O efeito antioxidante dos sulfitos é parcialmente responsável pela inibição do escurecimento não enzimático e enzimático dos alimentos. Esta capacidade baseia-se na facilidade que os sulfitos têm em sequestrar agentes oxidantes que se formam quando o oxigénio entra em contacto com os alimentos, e de reagir com os compostos intermediários da reacção de Maillard bloqueando assim a produção de pigmentos acastanhados (Wedzicha, 1984; Taylor et al. 1986; Swales & Wedzicha, 1992; Machado et al., 2006).

Os sulfitos também podem agir como inibidores de inúmeras enzimas, incluindo polifenoloxidase, ascorbato oxidase, lipoxigenase, peroxidase e enzimas dependentes da tiamina, inibindo directamente as enzimas ou interagindo com compostos intermediários impedindo a sua participação nas reacções enzimáticas (Taylor et al. 1986; Iyengar & McEvily, 1992; Warner et al., 2000).

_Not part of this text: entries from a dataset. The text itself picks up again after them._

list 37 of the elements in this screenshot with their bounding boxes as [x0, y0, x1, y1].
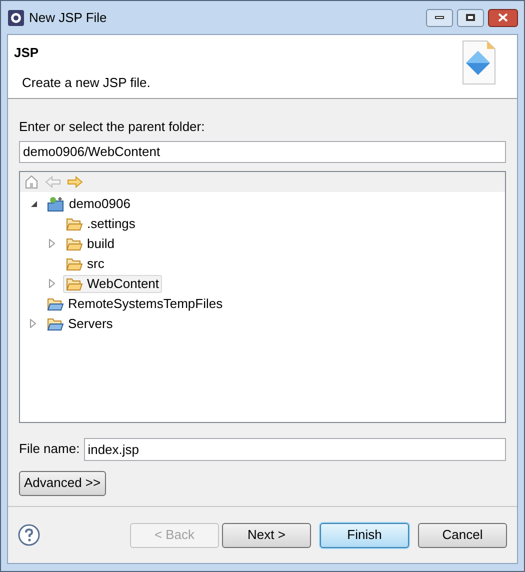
- collapsed-arrow-icon[interactable]: [49, 239, 55, 248]
- help-icon[interactable]: [18, 524, 40, 546]
- tree-item[interactable]: .settings: [63, 214, 138, 232]
- tree-item[interactable]: WebContent: [63, 274, 162, 292]
- advanced-button[interactable]: Advanced >>: [19, 470, 106, 496]
- wizard-button[interactable]: Finish: [320, 522, 409, 548]
- project-icon: [47, 196, 65, 212]
- field-label: File name:: [19, 440, 80, 458]
- close-button[interactable]: [488, 8, 518, 26]
- folder-icon: [47, 316, 64, 330]
- minimize-button[interactable]: [426, 8, 453, 26]
- back-arrow-icon[interactable]: [45, 176, 61, 188]
- home-icon[interactable]: [24, 174, 39, 189]
- wizard-button[interactable]: Cancel: [418, 522, 507, 548]
- tree-item[interactable]: Servers: [44, 314, 116, 332]
- collapsed-arrow-icon[interactable]: [30, 319, 36, 328]
- wizard-button[interactable]: Next >: [222, 522, 311, 548]
- field-label: Enter or select the parent folder:: [19, 118, 206, 136]
- tree-item[interactable]: RemoteSystemsTempFiles: [44, 294, 226, 312]
- expanded-arrow-icon[interactable]: [30, 200, 38, 208]
- maximize-button[interactable]: [457, 8, 484, 26]
- forward-arrow-icon[interactable]: [67, 176, 83, 188]
- close-icon: [498, 13, 508, 22]
- tree-item[interactable]: src: [63, 254, 108, 272]
- banner-description: Create a new JSP file.: [21, 74, 152, 92]
- window-title: New JSP File: [29, 8, 108, 27]
- folder-icon: [66, 256, 83, 270]
- tree-item[interactable]: demo0906: [44, 194, 134, 212]
- folder-icon: [66, 216, 83, 230]
- folder-icon: [66, 276, 83, 290]
- collapsed-arrow-icon[interactable]: [49, 279, 55, 288]
- tree-item[interactable]: build: [63, 234, 118, 252]
- file-name-field[interactable]: index.jsp: [84, 438, 506, 460]
- parent-folder-field[interactable]: demo0906/WebContent: [19, 140, 506, 162]
- banner-title: JSP: [14, 44, 40, 62]
- folder-icon: [47, 296, 64, 310]
- folder-icon: [66, 236, 83, 250]
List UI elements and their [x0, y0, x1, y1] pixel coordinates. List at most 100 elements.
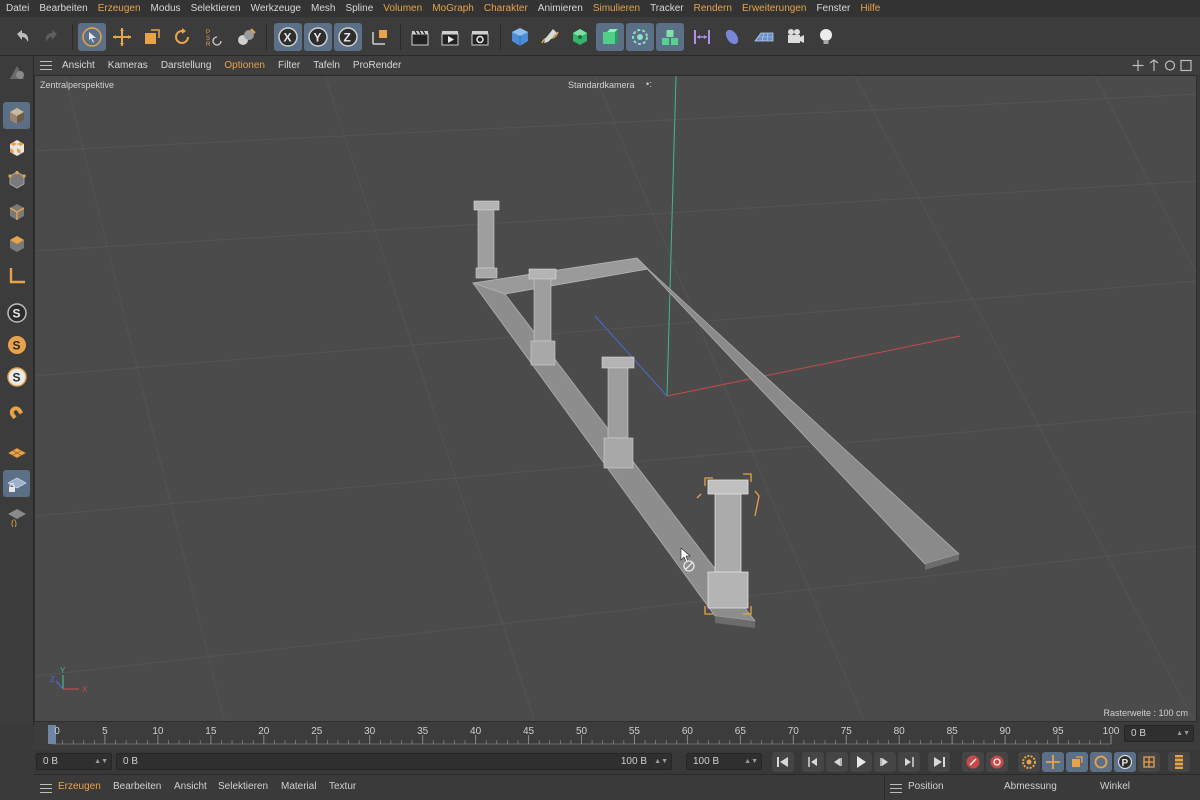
viewport-menu-tafeln[interactable]: Tafeln	[313, 60, 340, 71]
snap-quantize-button[interactable]: S	[3, 363, 30, 390]
field-object-button[interactable]	[718, 23, 746, 51]
camera-object-button[interactable]	[782, 23, 810, 51]
keyframe-selection-button[interactable]	[1018, 752, 1040, 772]
record-keys-button[interactable]	[962, 752, 984, 772]
cube-object-button[interactable]	[506, 23, 534, 51]
menu-spline[interactable]: Spline	[345, 3, 373, 14]
go-to-end-button[interactable]	[928, 752, 950, 772]
menu-modus[interactable]: Modus	[151, 3, 181, 14]
axis-mode-button[interactable]	[3, 262, 30, 289]
render-view-button[interactable]	[406, 23, 434, 51]
recent-tools-button[interactable]	[232, 23, 260, 51]
axis-y-lock-button[interactable]: Y	[304, 23, 332, 51]
viewport-menu-filter[interactable]: Filter	[278, 60, 300, 71]
edges-mode-button[interactable]	[3, 198, 30, 225]
material-menu-bearbeiten[interactable]: Bearbeiten	[113, 781, 161, 792]
menu-simulieren[interactable]: Simulieren	[593, 3, 640, 14]
psr-reset-button[interactable]: PSR	[200, 23, 228, 51]
menu-werkzeuge[interactable]: Werkzeuge	[251, 3, 301, 14]
move-tool-button[interactable]	[108, 23, 136, 51]
3d-viewport[interactable]: Y X Z Zentralperspektive Standardkamera …	[34, 75, 1197, 722]
viewport-panel-menu-icon[interactable]	[40, 60, 52, 70]
planar-workplane-button[interactable]: ()	[3, 502, 30, 529]
go-to-start-button[interactable]	[772, 752, 794, 772]
material-menu-ansicht[interactable]: Ansicht	[174, 781, 207, 792]
next-key-button[interactable]	[898, 752, 920, 772]
polygons-mode-button[interactable]	[3, 230, 30, 257]
light-object-button[interactable]	[812, 23, 840, 51]
menu-erweiterungen[interactable]: Erweiterungen	[742, 3, 806, 14]
timeline-ruler[interactable]: 0 5 10 15 20 25 30 35 40 45 50 55 60 65 70 75 80 85 90 95 10…	[34, 722, 1200, 750]
material-menu-selektieren[interactable]: Selektieren	[218, 781, 268, 792]
camera-dots-icon[interactable]: •:	[646, 79, 652, 89]
timeline-window-button[interactable]	[1168, 752, 1190, 772]
axis-z-lock-button[interactable]: Z	[334, 23, 362, 51]
menu-tracker[interactable]: Tracker	[650, 3, 684, 14]
material-menu-erzeugen[interactable]: Erzeugen	[58, 781, 101, 792]
menu-volumen[interactable]: Volumen	[383, 3, 422, 14]
menu-mograph[interactable]: MoGraph	[432, 3, 474, 14]
render-settings-button[interactable]	[466, 23, 494, 51]
autokey-button[interactable]	[986, 752, 1008, 772]
menu-bearbeiten[interactable]: Bearbeiten	[39, 3, 87, 14]
locked-workplane-button[interactable]	[3, 470, 30, 497]
rotate-view-icon[interactable]	[1164, 60, 1176, 71]
key-position-button[interactable]	[1042, 752, 1064, 772]
viewport-menu-ansicht[interactable]: Ansicht	[62, 60, 95, 71]
workplane-button[interactable]	[3, 438, 30, 465]
timeline-frame-field[interactable]: 0 B ▲▼	[1124, 725, 1194, 742]
viewport-navigation-icons[interactable]	[1132, 59, 1192, 72]
start-frame-field[interactable]: 0 B ▲▼	[36, 753, 112, 770]
menu-erzeugen[interactable]: Erzeugen	[98, 3, 141, 14]
viewport-menu-optionen[interactable]: Optionen	[224, 60, 265, 71]
make-editable-button[interactable]	[3, 60, 30, 87]
play-button[interactable]	[850, 752, 872, 772]
coordinates-panel-menu-icon[interactable]	[890, 784, 902, 793]
snap-settings-button[interactable]: S	[3, 331, 30, 358]
previous-frame-button[interactable]	[826, 752, 848, 772]
viewport-menu-darstellung[interactable]: Darstellung	[161, 60, 212, 71]
extrude-generator-button[interactable]	[596, 23, 624, 51]
texture-mode-button[interactable]	[3, 134, 30, 161]
menu-mesh[interactable]: Mesh	[311, 3, 335, 14]
snap-toggle-button[interactable]: S	[3, 299, 30, 326]
viewport-menu-prorender[interactable]: ProRender	[353, 60, 401, 71]
live-selection-button[interactable]	[78, 23, 106, 51]
menu-rendern[interactable]: Rendern	[694, 3, 732, 14]
key-scale-button[interactable]	[1066, 752, 1088, 772]
next-frame-button[interactable]	[874, 752, 896, 772]
menu-hilfe[interactable]: Hilfe	[860, 3, 880, 14]
axis-x-lock-button[interactable]: X	[274, 23, 302, 51]
key-pla-button[interactable]	[1138, 752, 1160, 772]
camera-label[interactable]: Standardkamera	[568, 80, 635, 90]
magnet-tool-button[interactable]	[3, 400, 30, 427]
redo-button[interactable]	[38, 23, 66, 51]
render-picture-viewer-button[interactable]	[436, 23, 464, 51]
subdivision-surface-button[interactable]	[566, 23, 594, 51]
key-rotation-button[interactable]	[1090, 752, 1112, 772]
menu-datei[interactable]: Datei	[6, 3, 29, 14]
points-mode-button[interactable]	[3, 166, 30, 193]
menu-animieren[interactable]: Animieren	[538, 3, 583, 14]
menu-fenster[interactable]: Fenster	[816, 3, 850, 14]
spline-pen-button[interactable]	[536, 23, 564, 51]
mograph-cloner-button[interactable]	[626, 23, 654, 51]
menu-charakter[interactable]: Charakter	[484, 3, 528, 14]
key-parameter-button[interactable]: P	[1114, 752, 1136, 772]
array-cubes-button[interactable]	[656, 23, 684, 51]
pan-view-icon[interactable]	[1132, 60, 1144, 71]
frame-range-slider[interactable]: 0 B 100 B ▲▼	[116, 753, 672, 770]
rotate-tool-button[interactable]	[168, 23, 196, 51]
scale-tool-button[interactable]	[138, 23, 166, 51]
menu-selektieren[interactable]: Selektieren	[191, 3, 241, 14]
previous-key-button[interactable]	[802, 752, 824, 772]
floor-object-button[interactable]	[750, 23, 778, 51]
material-menu-material[interactable]: Material	[281, 781, 317, 792]
maximize-view-icon[interactable]	[1180, 59, 1192, 72]
material-panel-menu-icon[interactable]	[40, 784, 52, 793]
deformer-button[interactable]	[688, 23, 716, 51]
viewport-menu-kameras[interactable]: Kameras	[108, 60, 148, 71]
column-object-3[interactable]	[601, 356, 635, 469]
zoom-view-icon[interactable]	[1149, 59, 1159, 71]
end-frame-field[interactable]: 100 B ▲▼	[686, 753, 762, 770]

Uma das principais desvantagens da utilização dos agentes sulfitantes em alimentos é a perda da actividade da vitamina B1 (tiamina). A destruição da tiamina ocorre devido a um ataque nucleofílico irreversível do ião bissulfito ao azoto quaternário do anel de tiazol. Além disso os sulfitos também podem agir como

catalisadores de outros nucleófilos que na sua ausência não reagiriam com a tiamina (Wedzicha, 1992; Barnett & Hie-Joon, 1998).

Até há relativamente pouco tempo, o dióxido de enxofre foi reconhecido como um aditivo alimentar cuja utilização era na generalidade reconhecida como segura, porém, relatos acerca do desencadeamento de crises de asma em indivíduos sensíveis a partir de quantidades ínfimas presentes em alimentos levou a que a este respeito se tenha mudado de opinião (Ough, 1993).

São inúmeros os efeitos indesejáveis para a saúde humana que têm sido relacionados com a ingestão de sulfitos, principalmente, anafilaxia, urticária, angiodema, hipotensão, náuseas, irritação gástrica local, diarreia e crises asmáticas em indivíduos sensíveis a sulfitos, sendo variável a quantidade necessária para desencadear reacções adversas em seres humanos (Taylor et al., 1986; Fazio & Warner, 1990; Oliveira & Guimarães, 1991; Añíbarro et al., 1992; Knodel, 1997; Warner et al., 2000).

Os sulfitos livres ou ligados actuam no organismo de forma idêntica, ocorrendo diferenças somente na intensidade e a velocidade com que as reacções de sensibilidade se iniciam ( Taylor et al., 1986; Wedzicha, 1992).

Embora os mecanismos envolvidos na manifestação de sensibilidade aos sulfitos ainda estejam pouco esclarecidos, registos clínicos permitiram verificar que certas condições médicas, como a asma severa e dependência de esteróis, estavam associadas a uma predisposição à hipersensibilidade a sulfitos e que o SO2 era o agente responsável

pelas respostas fisiológicas adversas (Knodel, 1997; Warner et al., 2000; Machado et

al., 2006).

De qualquer modo, em avaliação realizada pela “International Agency for

Research in Cancer” os sulfitos foram classificados como pertencentes ao grupo III, isto

é, não oferecem risco de carcinogenicidade para humanos (IARC, 1997).

As restrições na utilização dos sulfitos em carne poderão considerar-se excessiva se tivermos em consideração a sua utilização noutros géneros alimentícios, mas a tal facto não será alheia a capacidade que estes têm de actuar sobre a hemoglobina e a mioglobina, formando um complexo S-heme que proporciona a mesma cor vermelho vivo que a oximioglobina, que permite à carne tratada com sulfitos ter sempre a mesma cor independentemente do tempo de armazenamento, podendo assim a carne ser adulterada de modo a parecer sempre fresca (Visier, 1984; Barnett & Hie-Joon, 1998).